Students’ mental health lacks institutional support

By Evelyn Torsher ’17

This year, I have struggled profoundly for the first time in my life with anxiety and depression. It has been a frightening and difficult experience, but I feel blessed to be in this place and surrounded by people who go out of their way to understand and support me. I am glad that I have friends who know when to listen, what to say and where to send me, parents that are always available to talk and offer advice over the phone and faculty members in whom I can confide and depend.

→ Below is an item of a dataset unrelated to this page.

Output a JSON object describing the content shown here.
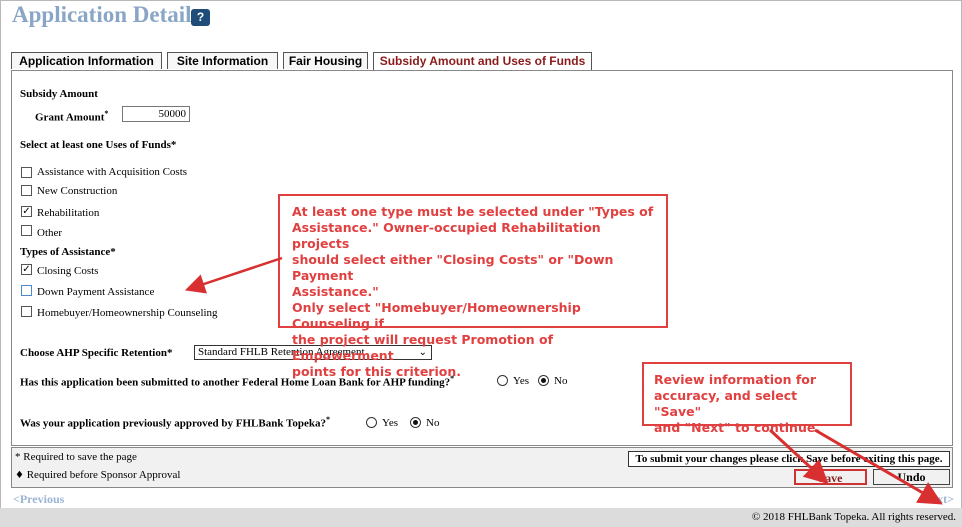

Had I not had such a strong support system of non-professionals, finding the resources I needed would have been even more difficult. The student body at Hamilton has made leaps and bounds in talking about mental health issues since I arrived on campus last fall, taking a head-on approach by hosting the speak-out event, participating in peer networks and encouraging openness about issues like mine. I am glad that I can share my mental health issues with my peers without feeling weak or marginalized. I cannot imagine a group of people with whom I would rather undergo this awful experience. However, I am disappointed by the inaccessibility of professional mental healthcare at Hamilton.

Here at Hamilton, the Career and Life Outcomes Center employs almost twice as many professional counselors as the Counseling Center. This strikes me as a painful symptom of our institution’s disordered priorities. If there was to be less intensive pressure on us as students to procure jobs and succeed academically, perhaps there would be less demand for counselors; as it stands, the current system perpetuates a cycle of mental illness by failing to provide adequate support for the anxiety and stress it creates.

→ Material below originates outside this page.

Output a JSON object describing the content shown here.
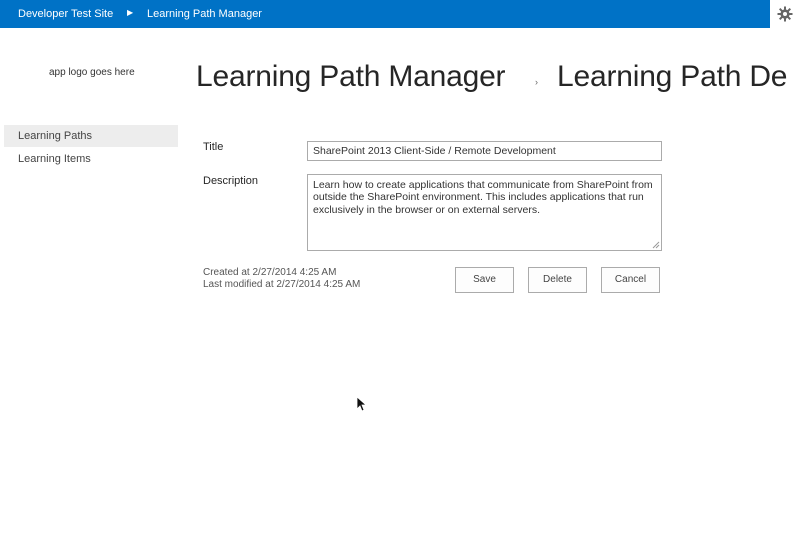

I am not saying that Hamilton should hire fewer Career Center advisors or adjust its academic environment to accommodate stressed out students or produce less academic pressure, nor am I suggesting that the counselors at the Counseling Center are not doing the best they can. The Counseling Center, with only four trained counselors, manages to see patients every single day and maintain a counselor-on-call service during its off hours. Still, it is difficult to get an appointment at the Counseling Center fewer than ten days in advance, sometimes even longer during high-stress exam periods. Students are discouraged from returning to the counseling center more frequently than once a week unless they are seen as a danger to themselves. We deserve better and we can do better. I believe that in order to make a meaningful impact on the state of mental well-being on this campus, the administration needs to answer the call for more professional counselors and trained staff to help students.

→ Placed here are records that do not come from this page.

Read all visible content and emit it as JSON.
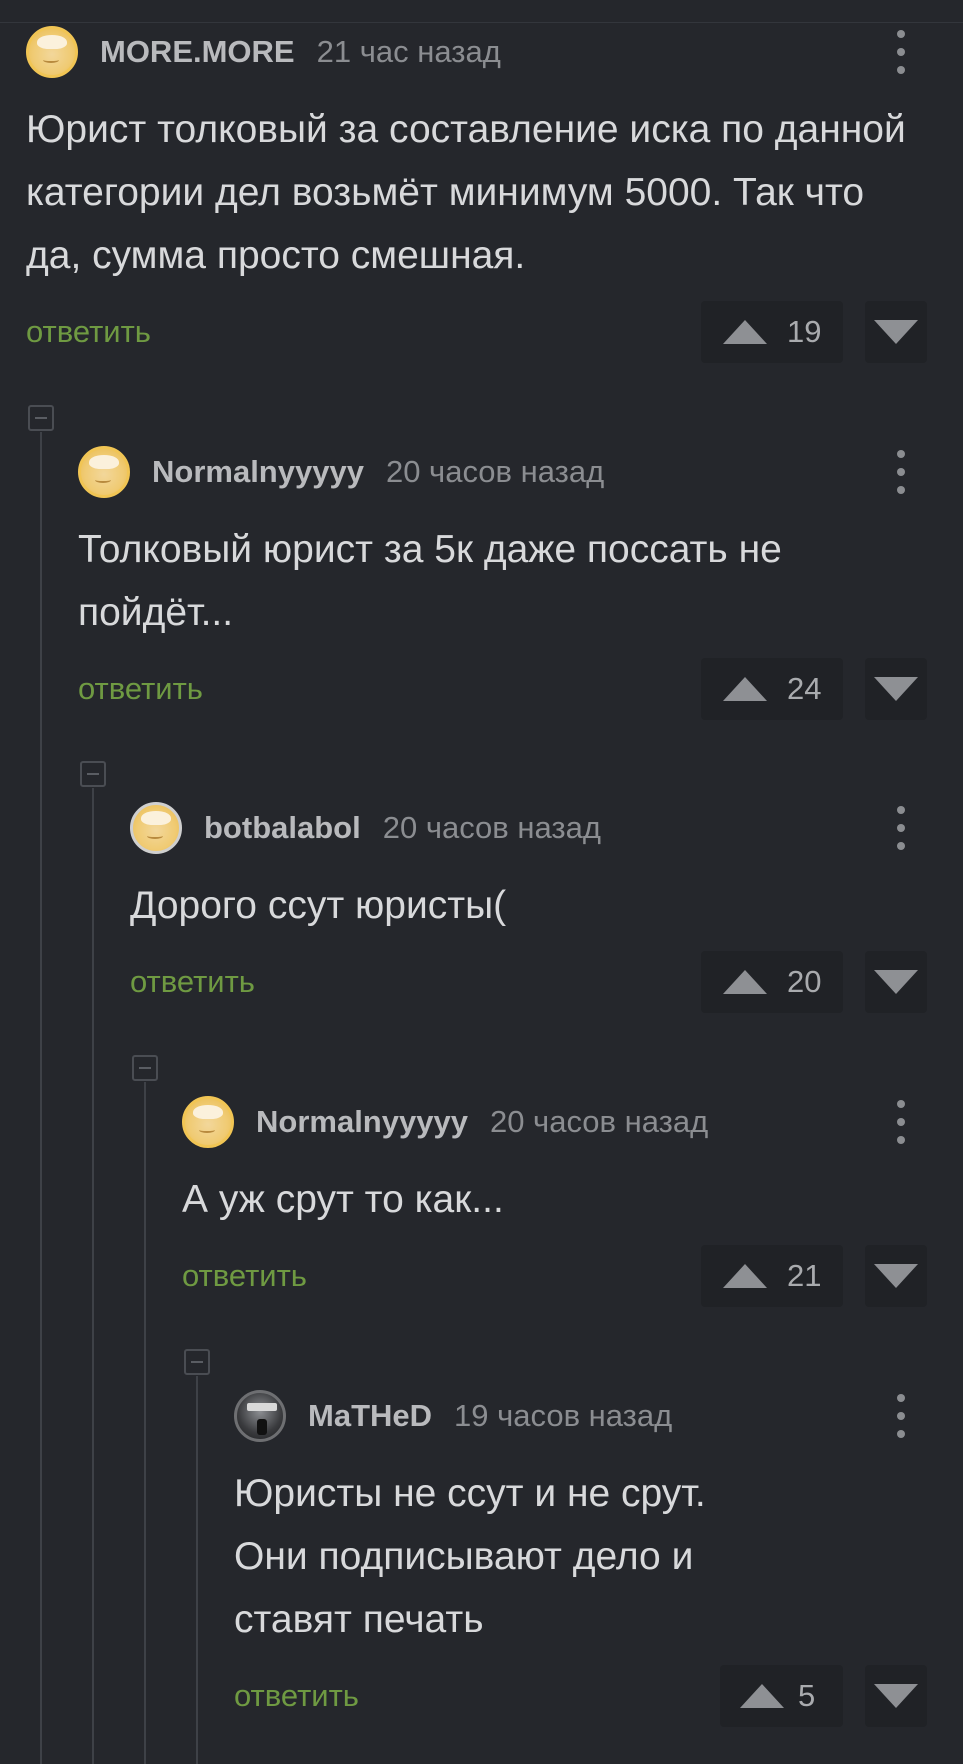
{
  "comments": [
    {
      "author": "MORE.MORE",
      "time": "21 час назад",
      "text": "Юрист толковый за составление иска по данной категории дел возьмёт минимум 5000. Так что да, сумма просто смешная.",
      "reply": "ответить",
      "votes": "19"
    },
    {
      "author": "Normalnyyyyy",
      "time": "20 часов назад",
      "text": "Толковый юрист за 5к даже поссать не пойдёт...",
      "reply": "ответить",
      "votes": "24"
    },
    {
      "author": "botbalabol",
      "time": "20 часов назад",
      "text": "Дорого ссут юристы(",
      "reply": "ответить",
      "votes": "20"
    },
    {
      "author": "Normalnyyyyy",
      "time": "20 часов назад",
      "text": "А уж срут то как...",
      "reply": "ответить",
      "votes": "21"
    },
    {
      "author": "MaTHeD",
      "time": "19 часов назад",
      "text": "Юристы не ссут и не срут. Они подписывают дело и ставят печать",
      "reply": "ответить",
      "votes": "5"
    }
  ],
  "colors": {
    "background": "#25272c",
    "reply": "#6f9a42",
    "text": "#d8d9db"
  },
  "icons": [
    "avatar",
    "more-vertical-icon",
    "upvote-arrow-icon",
    "downvote-arrow-icon",
    "collapse-thread-icon"
  ]
}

So to my fellow students, thank you for all your recent work to start the conversation about mental health. You have helped me and many others to find strength. To the counselors and staff at the Counseling Center, thank you for all you do to make yourselves available to us. To the administration, I ask you to please make this valuable resource more accessible. We are working hard to raise awareness and positivity about mental health, but our efforts are inconsequential if you do not provide us with ample resources to easily get the help we need when we need it.